Après ce qui semble une éternité, nous parvenons devant une hutte étrange, une structure que je n'avais jamais vue auparavant : la demeure des serpents, sanctuaire de nos féticheurs. À peine sommes-nous arrivés qu'un féticheur émerge, son allure désordonnée trahissant une transe profonde. Puis, le son caractéristique des reptiles se fait entendre, une dizaine de serpents se faufilent entre ses pieds nus. Je reste imperturbable, tandis que certains autour de moi cèdent à la peur. Après tout, une créature si petite ne peut m'engloutir. Les morsures, bien que mortelles, ne sont qu'un obstacle de plus à surmonter. Sémévo nous met au défi de saisir l'un de ces serpents pour prouver notre bravoure. Sans grande hésitation, je choisis un serpent d'une teinte plus claire, me rappelant que les plus sombres sont souvent les plus dangereux.

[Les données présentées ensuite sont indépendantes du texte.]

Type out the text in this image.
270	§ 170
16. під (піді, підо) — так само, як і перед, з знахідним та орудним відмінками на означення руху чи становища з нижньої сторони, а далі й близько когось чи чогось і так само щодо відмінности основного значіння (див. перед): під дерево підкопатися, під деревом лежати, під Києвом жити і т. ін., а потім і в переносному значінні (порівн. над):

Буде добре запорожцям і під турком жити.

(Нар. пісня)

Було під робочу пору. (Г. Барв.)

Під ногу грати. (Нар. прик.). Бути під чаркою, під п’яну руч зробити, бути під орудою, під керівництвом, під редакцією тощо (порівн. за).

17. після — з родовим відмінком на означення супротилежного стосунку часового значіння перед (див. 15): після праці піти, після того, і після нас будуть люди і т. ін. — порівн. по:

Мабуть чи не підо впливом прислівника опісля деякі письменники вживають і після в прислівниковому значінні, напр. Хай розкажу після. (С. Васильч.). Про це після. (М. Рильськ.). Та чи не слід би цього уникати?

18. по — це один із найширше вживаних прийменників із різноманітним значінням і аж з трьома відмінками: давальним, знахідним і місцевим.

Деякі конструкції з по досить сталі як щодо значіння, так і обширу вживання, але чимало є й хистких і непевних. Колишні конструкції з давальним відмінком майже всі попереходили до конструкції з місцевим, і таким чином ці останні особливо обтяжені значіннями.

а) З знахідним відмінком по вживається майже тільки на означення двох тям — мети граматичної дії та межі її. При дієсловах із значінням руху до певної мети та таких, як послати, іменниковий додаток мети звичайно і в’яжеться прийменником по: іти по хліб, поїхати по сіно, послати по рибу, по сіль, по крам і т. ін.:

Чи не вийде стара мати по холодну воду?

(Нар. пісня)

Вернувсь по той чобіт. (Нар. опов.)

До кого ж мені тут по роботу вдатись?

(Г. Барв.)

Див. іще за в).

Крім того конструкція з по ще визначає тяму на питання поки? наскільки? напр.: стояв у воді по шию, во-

Tandis que certains refusent catégoriquement l'épreuve, je m'empare du mien qui, étonnamment docile, se contente de siffler entre mes mains fermes. Certains refusent de le faire, tandis que j’exhibe le mien, qui finalement se laisse prendre docilement, se contentant de siffler. Sémévo me fait signer de le lâcher, j’ai bien envie de lui lancer à la figure, car il n’est ni le chef, ni le général du village après tout. Le féticheur s’avance alors, sa voix rauque me fige,
— Vous voyez des serpents, mais les esprits de la forêt parlent à travers eux, ce sont des messagers, si vous montrer du respect, ils le sauront, si vous montré du dédain, de la méprise, alors ils seront sans pitié !
Fort de ces conseils, nous repartons par le même sentier, beaucoup plus serein qu’à l’aller. Sémévo me félicite chaleureusement à mon grand étonnement,
— Tu as montré ta vaillance aujourd’hui, bien que tu ne passes pas le rite, je dirais à tous nos hommes que tu as ta place autour du feu !
— Je serais une Mino, le respect s’imposera alors !
— Tu l’as déjà gagné auprès de nous, je te soutiendrais si c’est ton souhait, car ce chemin est semé d’embûches, j’ai entendu tellement d’histoires sur ces guerrières !
— Lesquelles ?
— Tu les connais sans doute, des morts lors des épreuves d’admission, lors des entraînements, les mauvais traitements dans les rangs, des relations interdites !
— Ce ne sont que des rumeurs, qui ne reposent sur rien, je préfère penser à leur bravoure, leur volonté indestructible face à l’ennemi !
— Puissent les Dieux te donner raison alors !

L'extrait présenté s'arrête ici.